Ironically, this culture of dependence can be traced to the same sources as the better-known culture of greed. Among a certain segment of the economic and educational elite, a generation of high-achievers has been raised on inflated conceptions of their own brilliance and importance—lavished with SAT tutors, private college counselors, personal trainers, and prescription-happy psychologists. Even those who have been deprived of such luxuries know what I’m talking about: the overwhelming expectations of families, friends, and teachers; the drive for “success” without taking care to define the term; the sense that we’re going to do something great—down the line, eventually, not soon enough.
It’s obvious how all these things conspire to lead us into temptation, attracting us to careers in which “success,” if defined economically at least, can be most immediate. Less obvious, perhaps, is how these same cultural factors—the self-importance, the dreams of a golden future—can serve to justify not making any money at all. From the student’s perspective, present-day dependence can be excused by the anticipation of future fortunes—after I go to law school, after my talent is recognized, after my work is published, after my big break. From the parent’s perspective, paying for rent in Williamsburg seems a rather modest cost compared to four years (or perhaps 20?) of private-school tuition. Why stop the gravy train now, when Junior is so close to breaking through?
The idea that Junior ought to live within his means, earn his keep, and learn how to manage a budget is a foreign one. To force a decline in the comfort and style to which he has grown accustomed is thought unconscionable. Last month, The Crimson’s James McAuley lent his support to profligacy among Harvard’s economic elite, praising it in the name of “honesty.” “Our wealthier peers,” he wrote, “should have no qualms about exercising the spending habits with which they were raised and that many of them will resume practicing immediately upon kissing Fair Harvard goodbye.” McAuley wants to liberate those who, out of respect and decency, have refrained from flaunting their wealth in the face of their classmates. As one letter-writer alleged, McAuley assumes that all rich people secretly want to “rent stretch-Hummers and spray Dom and Henny on us poor plebs.” And he wants them to feel good about doing it.
But if you’ve got it, does it really follow that you should flaunt it? College students of an earlier generation didn’t seem to think so. Roughing it used to be a source of pride. It was once kind of cool to live in unglamorous neighborhoods, gather in cramped flats, search for deals on microwavable mac-and-cheese, and frequent dollar draft nights at local dive bars. For spring break, our parents went on road trips in old junkers. Their kids jet off to Mexico or the Caribbean.

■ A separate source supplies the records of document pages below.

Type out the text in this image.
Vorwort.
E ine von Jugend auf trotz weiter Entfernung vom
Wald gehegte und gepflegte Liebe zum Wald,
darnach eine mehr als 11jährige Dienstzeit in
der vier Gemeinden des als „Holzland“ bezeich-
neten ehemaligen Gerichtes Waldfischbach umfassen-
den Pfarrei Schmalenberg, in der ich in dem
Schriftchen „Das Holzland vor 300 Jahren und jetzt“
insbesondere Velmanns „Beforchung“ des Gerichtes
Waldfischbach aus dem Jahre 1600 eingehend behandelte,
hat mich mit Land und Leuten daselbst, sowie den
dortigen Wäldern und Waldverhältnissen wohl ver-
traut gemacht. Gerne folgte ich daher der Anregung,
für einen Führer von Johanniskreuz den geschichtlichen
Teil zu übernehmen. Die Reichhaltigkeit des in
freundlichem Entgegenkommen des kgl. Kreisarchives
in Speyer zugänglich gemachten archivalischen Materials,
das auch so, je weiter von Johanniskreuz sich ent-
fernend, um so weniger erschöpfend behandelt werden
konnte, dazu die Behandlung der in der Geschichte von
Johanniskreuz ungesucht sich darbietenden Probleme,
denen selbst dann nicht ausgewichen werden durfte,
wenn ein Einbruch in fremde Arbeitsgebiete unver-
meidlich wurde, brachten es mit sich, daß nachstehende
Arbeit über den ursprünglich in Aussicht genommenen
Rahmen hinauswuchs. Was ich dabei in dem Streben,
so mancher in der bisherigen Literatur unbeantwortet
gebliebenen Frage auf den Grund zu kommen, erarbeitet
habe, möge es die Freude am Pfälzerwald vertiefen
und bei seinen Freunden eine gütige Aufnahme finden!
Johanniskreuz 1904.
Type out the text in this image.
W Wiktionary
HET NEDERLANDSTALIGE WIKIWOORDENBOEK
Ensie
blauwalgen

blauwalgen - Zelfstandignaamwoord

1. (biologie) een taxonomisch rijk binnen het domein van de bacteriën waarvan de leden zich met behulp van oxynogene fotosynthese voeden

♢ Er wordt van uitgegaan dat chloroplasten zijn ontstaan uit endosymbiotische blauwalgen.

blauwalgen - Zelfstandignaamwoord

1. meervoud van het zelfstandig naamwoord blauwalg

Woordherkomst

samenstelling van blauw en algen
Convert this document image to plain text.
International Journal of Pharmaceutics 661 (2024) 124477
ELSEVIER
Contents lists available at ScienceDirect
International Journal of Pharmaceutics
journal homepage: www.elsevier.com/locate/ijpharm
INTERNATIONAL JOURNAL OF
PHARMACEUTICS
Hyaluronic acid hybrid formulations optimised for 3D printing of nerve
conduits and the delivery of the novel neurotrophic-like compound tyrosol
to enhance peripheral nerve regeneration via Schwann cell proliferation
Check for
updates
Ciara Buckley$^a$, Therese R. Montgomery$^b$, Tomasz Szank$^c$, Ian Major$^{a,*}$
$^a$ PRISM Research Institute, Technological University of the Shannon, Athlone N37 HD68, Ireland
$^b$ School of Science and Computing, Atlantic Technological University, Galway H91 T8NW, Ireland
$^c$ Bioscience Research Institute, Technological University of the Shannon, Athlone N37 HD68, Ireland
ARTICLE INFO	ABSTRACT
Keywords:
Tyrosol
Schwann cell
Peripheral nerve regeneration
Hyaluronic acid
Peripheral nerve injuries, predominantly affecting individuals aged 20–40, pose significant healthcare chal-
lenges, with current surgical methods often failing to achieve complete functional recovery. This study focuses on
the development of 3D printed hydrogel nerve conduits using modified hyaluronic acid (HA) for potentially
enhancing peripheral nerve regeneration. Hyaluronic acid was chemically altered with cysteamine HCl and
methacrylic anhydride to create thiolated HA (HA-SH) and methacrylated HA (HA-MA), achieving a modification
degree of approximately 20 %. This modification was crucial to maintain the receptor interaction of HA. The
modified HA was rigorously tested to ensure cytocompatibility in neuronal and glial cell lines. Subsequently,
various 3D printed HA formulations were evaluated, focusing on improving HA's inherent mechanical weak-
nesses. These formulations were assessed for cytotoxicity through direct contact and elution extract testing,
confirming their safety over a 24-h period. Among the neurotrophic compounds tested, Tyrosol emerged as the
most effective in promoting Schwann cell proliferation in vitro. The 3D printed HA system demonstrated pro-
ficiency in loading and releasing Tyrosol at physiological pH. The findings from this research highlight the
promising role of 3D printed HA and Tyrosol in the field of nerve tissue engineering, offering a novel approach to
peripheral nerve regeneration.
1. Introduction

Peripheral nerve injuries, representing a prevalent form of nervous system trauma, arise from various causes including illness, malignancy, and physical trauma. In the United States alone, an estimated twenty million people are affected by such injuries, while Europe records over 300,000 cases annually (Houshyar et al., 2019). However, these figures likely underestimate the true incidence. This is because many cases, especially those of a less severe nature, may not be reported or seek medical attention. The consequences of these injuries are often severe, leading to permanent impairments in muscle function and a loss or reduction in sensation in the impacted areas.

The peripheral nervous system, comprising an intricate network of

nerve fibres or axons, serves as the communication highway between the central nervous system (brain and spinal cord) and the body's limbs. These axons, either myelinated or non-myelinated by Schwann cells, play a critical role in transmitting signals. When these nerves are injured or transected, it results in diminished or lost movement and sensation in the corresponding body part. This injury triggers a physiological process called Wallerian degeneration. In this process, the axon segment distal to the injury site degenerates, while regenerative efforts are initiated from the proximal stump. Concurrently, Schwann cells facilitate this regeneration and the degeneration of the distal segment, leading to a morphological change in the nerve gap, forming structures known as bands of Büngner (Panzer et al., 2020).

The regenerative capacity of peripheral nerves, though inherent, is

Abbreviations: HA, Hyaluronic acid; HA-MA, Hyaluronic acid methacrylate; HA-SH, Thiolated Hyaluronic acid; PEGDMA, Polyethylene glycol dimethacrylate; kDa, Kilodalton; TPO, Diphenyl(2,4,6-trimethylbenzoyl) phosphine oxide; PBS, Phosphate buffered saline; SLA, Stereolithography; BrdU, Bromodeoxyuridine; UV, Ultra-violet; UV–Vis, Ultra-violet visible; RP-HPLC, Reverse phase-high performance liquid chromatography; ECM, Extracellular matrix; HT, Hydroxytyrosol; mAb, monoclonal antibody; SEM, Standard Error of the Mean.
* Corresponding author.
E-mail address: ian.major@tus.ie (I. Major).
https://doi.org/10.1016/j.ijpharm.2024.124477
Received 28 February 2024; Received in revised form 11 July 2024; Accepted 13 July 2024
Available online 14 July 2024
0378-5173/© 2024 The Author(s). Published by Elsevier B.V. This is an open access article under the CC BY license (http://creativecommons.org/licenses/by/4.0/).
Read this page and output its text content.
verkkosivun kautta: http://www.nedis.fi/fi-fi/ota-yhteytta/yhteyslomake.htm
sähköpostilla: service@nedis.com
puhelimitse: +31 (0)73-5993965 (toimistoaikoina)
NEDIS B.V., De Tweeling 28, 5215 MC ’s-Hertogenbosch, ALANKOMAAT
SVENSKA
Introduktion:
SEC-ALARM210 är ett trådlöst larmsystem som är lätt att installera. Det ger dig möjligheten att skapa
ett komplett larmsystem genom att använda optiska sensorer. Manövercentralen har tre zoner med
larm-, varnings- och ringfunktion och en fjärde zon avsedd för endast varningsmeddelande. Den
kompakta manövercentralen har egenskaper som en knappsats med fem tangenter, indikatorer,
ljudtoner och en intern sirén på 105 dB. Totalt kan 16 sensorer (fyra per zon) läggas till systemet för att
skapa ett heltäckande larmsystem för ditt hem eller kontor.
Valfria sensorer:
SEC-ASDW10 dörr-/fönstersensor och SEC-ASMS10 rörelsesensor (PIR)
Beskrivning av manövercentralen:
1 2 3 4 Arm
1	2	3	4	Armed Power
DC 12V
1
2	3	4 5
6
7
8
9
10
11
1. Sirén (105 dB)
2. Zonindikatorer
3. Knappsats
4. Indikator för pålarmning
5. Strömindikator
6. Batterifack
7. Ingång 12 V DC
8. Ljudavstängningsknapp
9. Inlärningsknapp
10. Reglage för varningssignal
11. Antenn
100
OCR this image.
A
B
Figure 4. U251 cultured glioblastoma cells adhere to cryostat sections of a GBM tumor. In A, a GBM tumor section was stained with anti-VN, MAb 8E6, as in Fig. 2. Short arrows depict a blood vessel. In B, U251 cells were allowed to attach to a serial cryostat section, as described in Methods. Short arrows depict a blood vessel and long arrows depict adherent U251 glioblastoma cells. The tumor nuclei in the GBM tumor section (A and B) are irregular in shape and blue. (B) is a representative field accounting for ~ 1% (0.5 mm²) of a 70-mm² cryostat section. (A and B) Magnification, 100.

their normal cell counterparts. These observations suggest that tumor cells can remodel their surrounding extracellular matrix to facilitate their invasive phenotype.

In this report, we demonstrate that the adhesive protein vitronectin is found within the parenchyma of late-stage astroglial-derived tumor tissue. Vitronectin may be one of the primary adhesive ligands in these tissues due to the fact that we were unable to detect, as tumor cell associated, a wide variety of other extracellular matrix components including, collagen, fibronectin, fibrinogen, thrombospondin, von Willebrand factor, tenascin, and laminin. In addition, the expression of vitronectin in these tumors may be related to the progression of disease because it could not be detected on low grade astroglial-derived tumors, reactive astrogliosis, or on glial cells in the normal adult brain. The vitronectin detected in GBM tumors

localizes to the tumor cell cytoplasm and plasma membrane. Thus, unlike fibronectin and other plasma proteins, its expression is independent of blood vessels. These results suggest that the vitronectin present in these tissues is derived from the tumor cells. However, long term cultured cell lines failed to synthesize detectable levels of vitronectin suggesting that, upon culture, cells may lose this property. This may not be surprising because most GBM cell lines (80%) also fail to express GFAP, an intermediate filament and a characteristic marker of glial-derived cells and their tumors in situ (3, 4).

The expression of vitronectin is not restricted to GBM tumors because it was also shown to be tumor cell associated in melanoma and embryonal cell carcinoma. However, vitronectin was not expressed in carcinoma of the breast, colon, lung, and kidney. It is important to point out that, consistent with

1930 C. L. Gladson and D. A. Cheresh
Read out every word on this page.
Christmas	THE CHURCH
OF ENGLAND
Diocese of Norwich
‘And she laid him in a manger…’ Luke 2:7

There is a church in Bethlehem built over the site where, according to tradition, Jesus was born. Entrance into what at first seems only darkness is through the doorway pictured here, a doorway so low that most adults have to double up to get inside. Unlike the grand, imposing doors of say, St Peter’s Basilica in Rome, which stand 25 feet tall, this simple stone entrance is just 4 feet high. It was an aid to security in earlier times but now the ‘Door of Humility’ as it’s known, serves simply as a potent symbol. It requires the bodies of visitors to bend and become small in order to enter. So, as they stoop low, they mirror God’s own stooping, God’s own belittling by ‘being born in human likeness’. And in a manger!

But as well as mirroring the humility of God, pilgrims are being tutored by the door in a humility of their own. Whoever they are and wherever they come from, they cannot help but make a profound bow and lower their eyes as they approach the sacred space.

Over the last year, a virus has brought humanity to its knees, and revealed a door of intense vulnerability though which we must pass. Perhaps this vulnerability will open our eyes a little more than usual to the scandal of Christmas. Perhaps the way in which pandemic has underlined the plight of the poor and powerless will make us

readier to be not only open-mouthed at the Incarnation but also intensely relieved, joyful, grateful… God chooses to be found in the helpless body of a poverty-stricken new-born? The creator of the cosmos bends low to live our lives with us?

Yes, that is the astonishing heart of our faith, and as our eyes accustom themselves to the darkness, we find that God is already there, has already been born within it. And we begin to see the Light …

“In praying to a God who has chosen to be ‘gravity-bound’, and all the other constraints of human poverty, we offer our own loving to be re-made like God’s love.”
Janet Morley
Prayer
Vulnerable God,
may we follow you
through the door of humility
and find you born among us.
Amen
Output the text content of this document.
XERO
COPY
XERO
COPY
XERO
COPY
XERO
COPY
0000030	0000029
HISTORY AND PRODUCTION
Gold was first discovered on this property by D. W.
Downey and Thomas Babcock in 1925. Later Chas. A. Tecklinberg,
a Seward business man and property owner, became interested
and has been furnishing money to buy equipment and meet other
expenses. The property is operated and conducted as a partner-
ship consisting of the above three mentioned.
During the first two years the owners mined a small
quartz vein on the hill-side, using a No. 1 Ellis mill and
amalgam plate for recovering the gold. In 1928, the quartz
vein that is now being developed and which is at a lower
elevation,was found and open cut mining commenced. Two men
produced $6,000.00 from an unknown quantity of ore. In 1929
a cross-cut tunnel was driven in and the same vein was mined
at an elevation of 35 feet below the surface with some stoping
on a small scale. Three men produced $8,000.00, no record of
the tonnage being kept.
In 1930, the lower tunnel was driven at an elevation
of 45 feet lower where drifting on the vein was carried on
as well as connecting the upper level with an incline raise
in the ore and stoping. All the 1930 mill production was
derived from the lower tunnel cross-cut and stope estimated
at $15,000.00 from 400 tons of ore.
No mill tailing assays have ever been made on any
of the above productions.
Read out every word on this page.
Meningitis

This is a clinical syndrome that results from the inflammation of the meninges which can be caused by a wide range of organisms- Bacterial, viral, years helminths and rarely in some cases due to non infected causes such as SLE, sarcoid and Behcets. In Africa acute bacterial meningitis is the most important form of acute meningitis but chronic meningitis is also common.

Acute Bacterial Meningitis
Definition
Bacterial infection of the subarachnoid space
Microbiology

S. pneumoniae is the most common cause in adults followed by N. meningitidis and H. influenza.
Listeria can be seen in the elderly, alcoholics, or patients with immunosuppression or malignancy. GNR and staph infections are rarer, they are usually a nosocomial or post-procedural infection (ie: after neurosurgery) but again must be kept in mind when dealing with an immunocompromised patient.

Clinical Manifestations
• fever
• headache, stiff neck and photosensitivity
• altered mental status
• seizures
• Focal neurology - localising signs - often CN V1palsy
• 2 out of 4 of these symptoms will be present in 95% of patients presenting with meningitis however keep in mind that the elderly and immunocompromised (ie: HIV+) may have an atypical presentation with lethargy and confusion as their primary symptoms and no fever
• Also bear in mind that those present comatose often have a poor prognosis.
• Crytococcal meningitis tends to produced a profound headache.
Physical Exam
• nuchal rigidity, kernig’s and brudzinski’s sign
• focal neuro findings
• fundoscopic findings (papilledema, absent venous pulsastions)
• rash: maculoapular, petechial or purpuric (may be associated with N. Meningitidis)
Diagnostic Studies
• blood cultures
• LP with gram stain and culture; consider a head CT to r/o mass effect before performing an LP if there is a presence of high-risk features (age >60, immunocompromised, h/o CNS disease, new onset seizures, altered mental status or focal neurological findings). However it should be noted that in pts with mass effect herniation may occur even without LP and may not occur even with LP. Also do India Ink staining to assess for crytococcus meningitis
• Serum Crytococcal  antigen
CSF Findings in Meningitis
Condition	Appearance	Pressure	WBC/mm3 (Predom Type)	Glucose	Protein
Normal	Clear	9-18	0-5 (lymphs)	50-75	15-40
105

McAuley praises honesty, yet it’s anything but honest to spend someone else’s money as if you earned it. College graduates should make their own way in life, relying on their talents and energies to attain the living standards they desire. And college students should prepare for this struggle by earning money in the summertime. To do otherwise is to perpetuate class privilege, and a lazy sort of privilege at that. We all stand on the shoulders of those who came before us, but we shouldn’t just get a piggyback ride.